There are 4 key elements in making an HTTP request.
- URL:
- This specifies to which URL we need to make a request for. In other terms where our API endpoint resides.
- Method:
- Each API endpoint has a method which serves it’s purpose. The methods for eg., can be GET for retrieving some data, POST for creating or updating, DELETE for deleting a record.
- Headers:
- Headers provide required information about the request or the response or about the object sent in the body. Some times we use authentication headers too, in order to access the API endpoint.
- Body:
- The request body is where we send the object. The object which may be required for the service.
Response¶
Response is available in the bottom section, usually in a JSON format, but may also vary depending up on the API service.
Collections¶
We can save all the relative API endpoints to collections. In our example, we can save all our polls related endpoints as a collection or all the users related endpoints as another collection. This way all the APIs are organized.
Authentication¶
Postman also supports few authentication mechanisms like Basic Auth, Digest Auth and Oauth1. This allows us to use these authentication methods for the APIs.
Documenting APIs (with Swagger and more)¶
In this chapter we will see how to document our API.

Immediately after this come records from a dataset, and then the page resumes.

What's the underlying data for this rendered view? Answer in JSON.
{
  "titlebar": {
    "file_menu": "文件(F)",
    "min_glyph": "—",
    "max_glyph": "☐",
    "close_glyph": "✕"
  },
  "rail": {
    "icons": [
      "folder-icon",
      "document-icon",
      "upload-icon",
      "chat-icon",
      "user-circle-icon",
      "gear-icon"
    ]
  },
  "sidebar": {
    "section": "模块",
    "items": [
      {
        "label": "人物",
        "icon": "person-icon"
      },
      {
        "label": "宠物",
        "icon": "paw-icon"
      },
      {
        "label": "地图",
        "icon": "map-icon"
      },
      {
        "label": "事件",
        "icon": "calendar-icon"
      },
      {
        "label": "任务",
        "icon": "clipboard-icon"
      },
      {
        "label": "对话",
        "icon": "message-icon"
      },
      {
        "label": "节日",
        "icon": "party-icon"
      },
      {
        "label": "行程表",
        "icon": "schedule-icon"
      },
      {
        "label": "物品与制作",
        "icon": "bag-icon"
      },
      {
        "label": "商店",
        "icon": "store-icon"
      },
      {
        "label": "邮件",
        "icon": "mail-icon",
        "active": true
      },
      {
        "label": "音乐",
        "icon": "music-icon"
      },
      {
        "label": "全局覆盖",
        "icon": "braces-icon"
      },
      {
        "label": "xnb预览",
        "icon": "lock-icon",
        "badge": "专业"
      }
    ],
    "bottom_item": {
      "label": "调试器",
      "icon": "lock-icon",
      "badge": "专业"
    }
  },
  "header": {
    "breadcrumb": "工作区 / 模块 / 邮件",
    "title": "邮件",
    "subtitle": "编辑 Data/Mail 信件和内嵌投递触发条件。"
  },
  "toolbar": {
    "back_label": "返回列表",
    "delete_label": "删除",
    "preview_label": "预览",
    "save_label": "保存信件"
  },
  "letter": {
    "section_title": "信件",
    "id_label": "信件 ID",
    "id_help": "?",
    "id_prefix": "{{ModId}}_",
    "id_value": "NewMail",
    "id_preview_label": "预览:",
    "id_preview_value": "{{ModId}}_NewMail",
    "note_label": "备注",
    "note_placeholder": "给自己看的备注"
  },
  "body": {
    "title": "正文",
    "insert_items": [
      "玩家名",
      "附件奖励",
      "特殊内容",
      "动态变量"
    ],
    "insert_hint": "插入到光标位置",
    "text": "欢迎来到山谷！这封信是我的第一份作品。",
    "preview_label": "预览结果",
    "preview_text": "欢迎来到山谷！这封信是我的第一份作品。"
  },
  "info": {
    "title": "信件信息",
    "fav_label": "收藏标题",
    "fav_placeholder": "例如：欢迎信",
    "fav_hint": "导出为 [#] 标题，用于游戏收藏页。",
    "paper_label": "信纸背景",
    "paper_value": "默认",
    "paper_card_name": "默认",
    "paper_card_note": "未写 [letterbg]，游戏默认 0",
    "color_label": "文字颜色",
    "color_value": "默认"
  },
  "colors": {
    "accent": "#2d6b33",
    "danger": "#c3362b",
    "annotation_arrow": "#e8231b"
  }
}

As you build your API, you would need to document the API to collaborate with other people. In most companies and teams, the developer using the API is different from the one building them. API documentation and collaboration tools, become even more important in such an environment.
Swagger is a tool used to understand the capabilities of the service without access to source code, documentation, or through network traffic inspection. In simple terms, with swagger you can see what all API end points are available for a web application. You can use swagger for testing the requests and responses of the API endpoints.
DRF comes with its own tool, coreapi, for documenting and interacting with the API.
We will use both coreapi and swagger to document our API.
Adding swagger documentation¶
Install django-rest-swagger
pip install django-rest-swagger
Update your settings.py
INSTALLED_APPS = [
# ...
'polls',
'rest_framework_swagger',
]
Add swagger to your urls.
from rest_framework_swagger.views import get_swagger_view
schema_view = get_swagger_view(title='Polls API')
# ...
urlpatterns = [
# ...
path(r'swagger-docs/', schema_view),
]
Navigate to /swagger-docs/. And your swagger docs are ready in all their glory.
Using coreapi for documentation¶
Install coreapi
pip install coreapi
Add coreapi urls to your urls.
from rest_framework.documentation import include_docs_urls
# ...
urlpatterns = [
# ...
path(r'docs/', include_docs_urls(title='Polls API')),
]
And your coreapi docs are ready in all their glory.